The focus is on the relationships between the parties emphasising collaboration,
self-determination and interests and avoiding resort to the courts. In the commercial arena, the
principles which guide integrative lawyers parallel those of modern businesses - centering on
purpose and values to build trust and ensure economic and relational security. This focus cuts
across multiple areas of legal and business transactions, including supply chain, client
contracts, labour relations and dispute resolution.


Many traditional lawyers lack the breadth of vision necessary to give meaningful structure to
such businesses. Self-management or other innovative purpose-driven models may not be
familiar. The integrative lawyer, however, can ensure that these values are embodied in the
legal structures and documents of the venture. From basic stakeholder capitalist structures,
through conscious business and Teal, Holocratic and other innovative structures and beyond,
the lawyer should be as much of a a conceptual partner as they are a simple service provider.
Similarly, integrative dispute resolution methods such as facilitated negotiation or mediation set
a high priority on the preservation and optimally, strengthening, of the relationship between the
participants rather than the zero-sum outcomes provided by courts and arbitrators.


These are a few examples of where the integrative approach departs from conventional
approaches to law, providing a purpose-driven legal support system for pioneers of evolutionary
business.

Integrative Law?

Integrative law provides the legal complement to innovative models of doing business -
new organisational structures, conscious capitalism, self management, and
purpose-driven, values-oriented ventures. Why should a business’ consciousness end at
the door to their law offices?


Integrative law is an emerging paradigm, perhaps even a movement, rather than a specific field
of law. It is the next stage in the development of legal thinking, going beyond the rationalist,
adversarial approach which has been in place for the last 300 years and has lost pace with
modern business approaches.


For her book Lawyers as Changemakers, author J Kim Wright interviewed a lot of integrative
lawyers and found 4 “pillars” of the movement:
● Integrative Lawyers are reflective.
● Integrative Lawyers are values and purpose-based.
● Integrative Lawyers are system and design thinkers.
● Integrative Lawyers are harbingers of evolutionary consciousness.
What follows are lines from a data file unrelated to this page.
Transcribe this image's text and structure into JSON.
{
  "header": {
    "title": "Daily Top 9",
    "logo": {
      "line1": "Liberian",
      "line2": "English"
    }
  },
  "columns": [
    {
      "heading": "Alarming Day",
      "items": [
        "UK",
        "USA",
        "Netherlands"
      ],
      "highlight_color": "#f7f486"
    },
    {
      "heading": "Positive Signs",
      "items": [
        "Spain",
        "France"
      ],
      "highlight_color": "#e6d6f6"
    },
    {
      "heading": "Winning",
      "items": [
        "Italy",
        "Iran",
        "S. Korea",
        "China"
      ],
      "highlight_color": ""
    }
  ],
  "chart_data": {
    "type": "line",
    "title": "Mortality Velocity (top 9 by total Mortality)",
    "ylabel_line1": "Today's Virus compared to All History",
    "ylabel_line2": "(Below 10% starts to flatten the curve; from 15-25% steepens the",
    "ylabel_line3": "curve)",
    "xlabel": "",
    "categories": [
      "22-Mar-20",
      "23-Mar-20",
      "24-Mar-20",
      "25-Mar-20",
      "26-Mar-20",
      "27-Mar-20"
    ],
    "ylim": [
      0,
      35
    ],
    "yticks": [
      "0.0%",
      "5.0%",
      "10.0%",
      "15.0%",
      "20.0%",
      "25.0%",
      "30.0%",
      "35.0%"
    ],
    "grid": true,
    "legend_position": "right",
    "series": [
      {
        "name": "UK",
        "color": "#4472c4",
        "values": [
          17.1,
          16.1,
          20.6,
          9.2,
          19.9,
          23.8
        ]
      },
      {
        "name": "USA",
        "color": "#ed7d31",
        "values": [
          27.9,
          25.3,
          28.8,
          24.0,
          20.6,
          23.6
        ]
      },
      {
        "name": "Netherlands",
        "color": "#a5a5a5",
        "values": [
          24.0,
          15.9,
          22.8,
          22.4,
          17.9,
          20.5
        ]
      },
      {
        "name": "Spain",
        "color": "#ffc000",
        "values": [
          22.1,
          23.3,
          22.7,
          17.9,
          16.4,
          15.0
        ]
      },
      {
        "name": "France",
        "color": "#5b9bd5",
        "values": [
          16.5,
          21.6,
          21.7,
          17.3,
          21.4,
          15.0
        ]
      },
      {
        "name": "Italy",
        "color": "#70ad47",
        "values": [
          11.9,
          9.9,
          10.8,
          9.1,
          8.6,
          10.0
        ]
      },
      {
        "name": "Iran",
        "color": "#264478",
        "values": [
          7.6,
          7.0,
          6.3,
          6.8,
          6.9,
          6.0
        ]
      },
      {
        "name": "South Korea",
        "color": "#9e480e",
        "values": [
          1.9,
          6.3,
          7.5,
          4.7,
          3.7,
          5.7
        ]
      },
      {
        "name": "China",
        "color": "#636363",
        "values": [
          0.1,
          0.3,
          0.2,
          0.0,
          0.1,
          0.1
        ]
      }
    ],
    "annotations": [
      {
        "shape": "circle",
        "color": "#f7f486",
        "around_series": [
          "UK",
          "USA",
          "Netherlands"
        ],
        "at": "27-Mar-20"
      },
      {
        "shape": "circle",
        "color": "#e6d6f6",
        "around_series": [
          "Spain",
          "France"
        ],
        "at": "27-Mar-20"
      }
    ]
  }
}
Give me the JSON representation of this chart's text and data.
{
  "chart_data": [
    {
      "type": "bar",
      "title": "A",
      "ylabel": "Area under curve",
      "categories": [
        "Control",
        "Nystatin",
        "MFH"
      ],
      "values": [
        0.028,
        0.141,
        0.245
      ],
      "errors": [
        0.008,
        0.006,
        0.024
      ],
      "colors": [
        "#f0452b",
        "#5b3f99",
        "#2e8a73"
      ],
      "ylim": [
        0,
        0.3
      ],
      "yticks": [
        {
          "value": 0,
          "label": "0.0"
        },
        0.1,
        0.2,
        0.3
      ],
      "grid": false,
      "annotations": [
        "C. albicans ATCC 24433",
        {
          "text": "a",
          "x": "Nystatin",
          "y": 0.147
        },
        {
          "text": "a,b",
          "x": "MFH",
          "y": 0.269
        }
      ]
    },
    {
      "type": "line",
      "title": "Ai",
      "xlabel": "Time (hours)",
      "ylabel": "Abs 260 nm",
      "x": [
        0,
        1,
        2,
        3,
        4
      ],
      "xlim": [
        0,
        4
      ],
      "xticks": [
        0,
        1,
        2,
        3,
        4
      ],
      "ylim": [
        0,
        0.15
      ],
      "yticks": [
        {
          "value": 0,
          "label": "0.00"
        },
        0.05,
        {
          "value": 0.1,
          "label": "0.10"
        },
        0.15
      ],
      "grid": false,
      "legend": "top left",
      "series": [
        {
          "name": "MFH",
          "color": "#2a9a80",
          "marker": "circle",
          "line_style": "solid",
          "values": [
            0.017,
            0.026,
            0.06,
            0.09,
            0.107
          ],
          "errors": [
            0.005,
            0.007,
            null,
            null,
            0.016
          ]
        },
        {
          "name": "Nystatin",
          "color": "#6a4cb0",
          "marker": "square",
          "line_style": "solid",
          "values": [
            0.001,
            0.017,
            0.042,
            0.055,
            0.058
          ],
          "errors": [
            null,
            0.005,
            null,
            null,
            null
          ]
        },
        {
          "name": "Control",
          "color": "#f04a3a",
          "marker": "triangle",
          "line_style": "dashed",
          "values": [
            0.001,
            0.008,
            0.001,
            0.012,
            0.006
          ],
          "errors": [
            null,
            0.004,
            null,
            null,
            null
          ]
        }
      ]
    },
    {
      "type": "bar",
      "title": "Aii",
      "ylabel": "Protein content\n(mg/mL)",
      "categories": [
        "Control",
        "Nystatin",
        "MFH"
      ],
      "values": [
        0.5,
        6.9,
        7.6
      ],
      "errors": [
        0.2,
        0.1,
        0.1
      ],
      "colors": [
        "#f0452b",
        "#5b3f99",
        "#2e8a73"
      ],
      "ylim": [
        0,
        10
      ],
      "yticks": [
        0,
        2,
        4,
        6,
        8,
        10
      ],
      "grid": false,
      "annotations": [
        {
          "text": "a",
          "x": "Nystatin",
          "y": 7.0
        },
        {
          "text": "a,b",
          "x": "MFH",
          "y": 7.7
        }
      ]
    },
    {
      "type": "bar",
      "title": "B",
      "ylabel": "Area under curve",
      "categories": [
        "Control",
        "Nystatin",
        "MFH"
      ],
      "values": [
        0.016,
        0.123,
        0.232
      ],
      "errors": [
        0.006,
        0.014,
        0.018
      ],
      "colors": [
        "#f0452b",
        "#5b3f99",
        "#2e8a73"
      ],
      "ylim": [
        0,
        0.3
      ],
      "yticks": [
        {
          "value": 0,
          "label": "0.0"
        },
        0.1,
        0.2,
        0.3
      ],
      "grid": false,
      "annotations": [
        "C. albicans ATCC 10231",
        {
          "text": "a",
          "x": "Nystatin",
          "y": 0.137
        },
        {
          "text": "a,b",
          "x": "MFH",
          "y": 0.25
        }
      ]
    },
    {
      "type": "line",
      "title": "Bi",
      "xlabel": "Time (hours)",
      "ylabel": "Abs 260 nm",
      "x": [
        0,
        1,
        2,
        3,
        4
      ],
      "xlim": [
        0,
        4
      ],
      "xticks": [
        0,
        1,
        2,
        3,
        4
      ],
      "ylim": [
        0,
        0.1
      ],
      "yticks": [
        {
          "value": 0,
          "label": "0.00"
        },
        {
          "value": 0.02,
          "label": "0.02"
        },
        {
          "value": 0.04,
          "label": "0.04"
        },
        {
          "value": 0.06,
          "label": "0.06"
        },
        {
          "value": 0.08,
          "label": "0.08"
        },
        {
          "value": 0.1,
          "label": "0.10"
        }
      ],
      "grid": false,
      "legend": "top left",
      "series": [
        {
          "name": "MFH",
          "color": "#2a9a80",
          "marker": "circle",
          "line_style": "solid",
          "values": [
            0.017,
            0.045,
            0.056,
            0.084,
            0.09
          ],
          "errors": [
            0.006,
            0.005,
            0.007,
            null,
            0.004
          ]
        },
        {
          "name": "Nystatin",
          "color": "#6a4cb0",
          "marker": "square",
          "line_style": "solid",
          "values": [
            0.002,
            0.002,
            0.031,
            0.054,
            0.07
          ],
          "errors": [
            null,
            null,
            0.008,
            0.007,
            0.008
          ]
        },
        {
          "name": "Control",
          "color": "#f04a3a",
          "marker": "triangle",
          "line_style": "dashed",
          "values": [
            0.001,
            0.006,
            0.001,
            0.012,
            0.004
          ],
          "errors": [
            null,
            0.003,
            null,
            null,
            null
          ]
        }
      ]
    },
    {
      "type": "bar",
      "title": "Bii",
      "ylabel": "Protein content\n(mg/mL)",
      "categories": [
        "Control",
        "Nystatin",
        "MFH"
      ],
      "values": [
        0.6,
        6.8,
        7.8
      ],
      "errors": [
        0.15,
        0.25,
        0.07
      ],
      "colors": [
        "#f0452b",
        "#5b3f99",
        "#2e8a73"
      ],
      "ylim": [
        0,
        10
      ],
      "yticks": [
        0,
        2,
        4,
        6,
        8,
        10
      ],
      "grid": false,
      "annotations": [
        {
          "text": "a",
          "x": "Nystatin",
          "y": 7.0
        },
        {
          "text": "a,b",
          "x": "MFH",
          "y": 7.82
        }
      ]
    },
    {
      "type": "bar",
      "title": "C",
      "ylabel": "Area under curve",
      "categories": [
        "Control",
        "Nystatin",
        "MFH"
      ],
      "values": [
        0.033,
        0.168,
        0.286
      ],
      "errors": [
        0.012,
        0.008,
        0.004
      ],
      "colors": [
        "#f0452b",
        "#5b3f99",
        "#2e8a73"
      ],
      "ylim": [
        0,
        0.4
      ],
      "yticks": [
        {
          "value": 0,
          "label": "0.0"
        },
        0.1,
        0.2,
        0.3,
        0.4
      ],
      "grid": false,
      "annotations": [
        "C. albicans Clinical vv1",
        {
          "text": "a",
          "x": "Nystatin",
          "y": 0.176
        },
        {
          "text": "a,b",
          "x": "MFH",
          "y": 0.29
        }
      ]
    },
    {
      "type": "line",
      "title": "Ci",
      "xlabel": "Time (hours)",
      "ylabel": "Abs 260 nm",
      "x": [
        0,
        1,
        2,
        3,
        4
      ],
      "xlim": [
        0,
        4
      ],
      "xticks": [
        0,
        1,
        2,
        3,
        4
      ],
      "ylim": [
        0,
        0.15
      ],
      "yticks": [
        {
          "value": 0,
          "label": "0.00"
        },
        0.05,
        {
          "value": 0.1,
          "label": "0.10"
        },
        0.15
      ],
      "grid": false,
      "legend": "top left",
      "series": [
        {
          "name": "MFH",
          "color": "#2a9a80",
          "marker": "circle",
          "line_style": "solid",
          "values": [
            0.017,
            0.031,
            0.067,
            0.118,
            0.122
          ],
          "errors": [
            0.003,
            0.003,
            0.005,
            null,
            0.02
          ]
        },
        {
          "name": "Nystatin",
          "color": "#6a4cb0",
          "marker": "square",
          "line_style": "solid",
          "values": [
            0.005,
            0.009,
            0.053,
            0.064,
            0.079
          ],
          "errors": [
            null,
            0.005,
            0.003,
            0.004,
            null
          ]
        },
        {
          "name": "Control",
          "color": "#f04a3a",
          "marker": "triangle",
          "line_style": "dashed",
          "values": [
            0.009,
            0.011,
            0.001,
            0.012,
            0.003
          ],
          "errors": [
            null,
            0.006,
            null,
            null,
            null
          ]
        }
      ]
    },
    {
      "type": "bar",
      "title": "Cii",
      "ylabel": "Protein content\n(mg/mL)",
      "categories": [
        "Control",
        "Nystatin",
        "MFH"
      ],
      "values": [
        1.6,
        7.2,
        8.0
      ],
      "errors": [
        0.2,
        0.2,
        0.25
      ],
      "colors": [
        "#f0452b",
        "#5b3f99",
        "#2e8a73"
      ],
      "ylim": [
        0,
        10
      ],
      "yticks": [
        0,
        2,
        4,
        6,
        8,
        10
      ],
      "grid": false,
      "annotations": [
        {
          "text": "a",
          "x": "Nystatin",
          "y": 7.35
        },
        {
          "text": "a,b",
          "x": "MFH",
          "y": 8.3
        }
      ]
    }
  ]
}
She also found many shared values among practitioners. Not every value is shared by every
lawyer but these are the most common:


● Compassion & Dignity
● Happiness & Wellbeing
● Reuniting Love & Law
● Creativity
● Being Inclusive & Humanizing all the Stakeholders in the System
● Embracing Challenges
● Being Relational
● Making the World a Better Place
● Law as a Spiritual Path

 

From this mindset, integrative lawyers find or invent new ways of practicing. One example is the
Conscious Contracts® model. Practitioners of restorative justice, collaborative family law
practice, therapeutic jurisprudence, legal design, holistic law, transformative mediation, and
other approaches may also be integrative lawyers.